Full of vim and vigor, Roni Stoneman recalls her amazing life as a member of a well-known family band, a cast member on a popular television show, and how she fits into today's music scene.
Veronica Loretta "Roni" Stoneman overcame numerous obstacles to carve out a career for herself in the country music world in Nashville. Roni is the youngest girl in Ernest and Hattie Stoneman's extended family band. Her childhood was difficult, but music was the thing that brought her joy and got her through the hard times.
"I heard music while I was still in my mama's belly," she exclaims. "I started playing music with my daddy when I was eight years old. My sister Donna was five or six when she started playing with him. She is the real musical talent in our family. Dona has played for 84 years, and I have played for 81."
Roni says they grew up playing music for entertainment. "It wasn't a self-centered 'look-at-me' kind of thing.
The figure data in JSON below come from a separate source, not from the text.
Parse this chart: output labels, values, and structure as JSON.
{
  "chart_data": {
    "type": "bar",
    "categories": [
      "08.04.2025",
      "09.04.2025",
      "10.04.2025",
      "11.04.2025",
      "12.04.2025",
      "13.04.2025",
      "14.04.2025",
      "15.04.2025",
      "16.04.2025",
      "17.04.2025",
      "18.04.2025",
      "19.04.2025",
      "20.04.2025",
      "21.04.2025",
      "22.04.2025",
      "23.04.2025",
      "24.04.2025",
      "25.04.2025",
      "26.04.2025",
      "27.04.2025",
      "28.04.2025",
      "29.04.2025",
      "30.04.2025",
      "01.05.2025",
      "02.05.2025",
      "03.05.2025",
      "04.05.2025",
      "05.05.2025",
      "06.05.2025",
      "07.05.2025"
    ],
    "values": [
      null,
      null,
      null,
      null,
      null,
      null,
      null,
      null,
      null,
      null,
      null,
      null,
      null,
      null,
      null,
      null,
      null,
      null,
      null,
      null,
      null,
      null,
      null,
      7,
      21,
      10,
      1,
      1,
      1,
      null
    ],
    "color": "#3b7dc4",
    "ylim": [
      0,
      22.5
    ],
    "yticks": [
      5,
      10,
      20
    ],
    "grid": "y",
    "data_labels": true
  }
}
Music was something that was always a part of our lives." Roni says she learned to play from lessons with her brother, Scott. "He was very talented."
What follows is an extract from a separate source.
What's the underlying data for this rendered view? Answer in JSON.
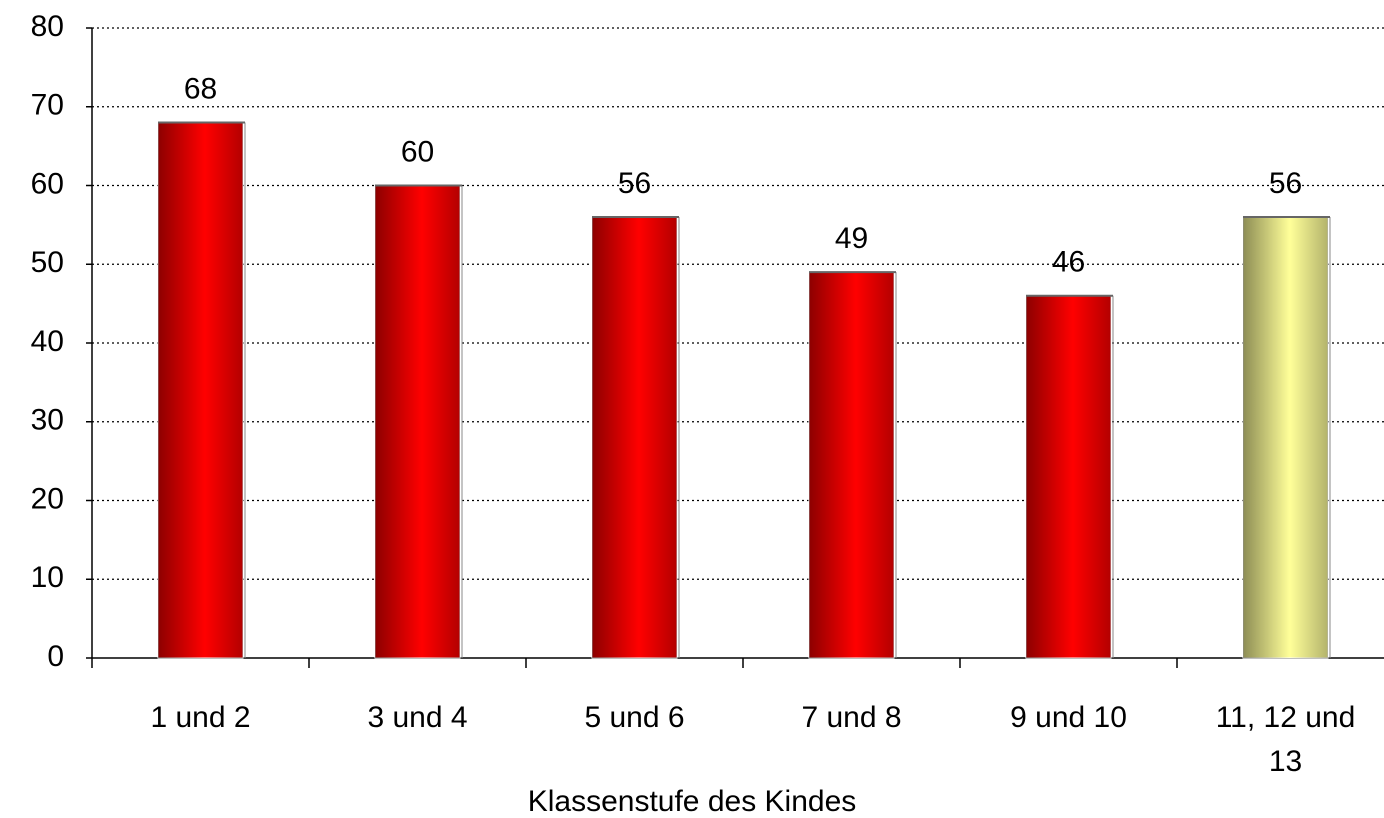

The family lived in the D.C. area and visited their grandfather in Galax, Virginia. "He never left the state of Virginia. Folks just played music in each other's cabins. They would roll back the rugs and dance. Most of those folks made their instruments with three or four strings, then five strings. Sometimes there would be a washboard or jug, which have a nice deep sound when played right."
Roni gravitated to the banjo. "I liked it because it was loud and fun, and everyone wanted to dance when they heard one being played. I have always loved for people to have a good time." Roni said her daddy made her first banjo. "Then he made my second, third, and fourth. They had real skin heads stretched across the front of the banjo. After he made my fourth one, he said I'd have to get the next one on my own." Scott taught her to play the two to three-finger banjo, Scruggs-style. "Most women who played wanted to play clawhammer style. I wanted to pick."

Scott told her she needed to play several instruments to get more jobs. "Neither of us could read music, but we taught each other." But banjo was Roni's real love, and she was desperate to get one that wasn't homemade. "I entered a contest in Pennsylvania where the top prize was a new banjo, which I really wanted." The contest was at New River Ranch. While waiting for her turn to perform, Roni met another contestant who was a student at Juilliard. Undeterred, she went on stage and won the contest.
One day, Roni's dad came home from work and told her mother about a contest at Constitution Hall. The winner got to be on television, which was new then. They went and won, and their photo was taken by Life magazine. That began the family's musical career. The family was on television every week for 26 weeks but never got paid. "We had never even seen a television, so my daddy took us to the hardware store so we could see one."

Married at 16, Roni had her first child at 17. By the time she was in her mid-twenties, Roni was a single mother to five children. "I was raising them by myself. But I was able to make money by playing banjo – I was known as a really fast banjo player. I also took in wash to help make ends meet."
She got into the folk music craze during the 1950s and 60s and traveled around California playing in "skull orchards," her brothers' name for honkytonks.
Her mastery of deadpan and comedic timing got the attention of Hee Haw producers. She joined the cast in 1973 and performed in skits on the show as the character "Ida Lee Nagger," a bedraggled housewife at an ironing board, constantly talking about her no-good husband "LaVerne." She based her character on neighbors she heard arguing during childhood and the Ma and Pa Kettle movies of the 1940s and 50s. She also played the banjo and sang on the show.
She recorded a few singles and a couple of banjo albums in the 1980s, both released on the family's Stonehouse label.
After leaving Hee Haw in 1991, she experimented with an all-girl band, the Daisey Maes. She opened a theatre in Florida but eventually got enough bookings to support herself.
Her autobiography, Pressing On, was written with author Ellen Wright and published in 2007. Roni still lives in Nashville, where for many years she was known as "The First Lady of Banjo." Now well into her 80s, Roni says she plays gigs around town from time to time. "I want to play as long as I possibly can."
Family Photo: Circa 1889. Fiddle: Tom Leonard, Roni's mom's first cousin. Big autoharp is Aunt Phinney, her mother's aunt. The lady in the middle with the guitar is Mirtle Stoneman, a relative of Roni's dad, Ernest Stoneman. On the small autoharp is Bertha Hawks, cousin to Ernest Stoneman. On banjo is Roni's grandfather, Bill Frost, her mom's dad. This photo was taken in front of the cabin that Bill Frost built down in Virginia in the Blue Ridge Mountains. "My family talent goes way back," she wrote.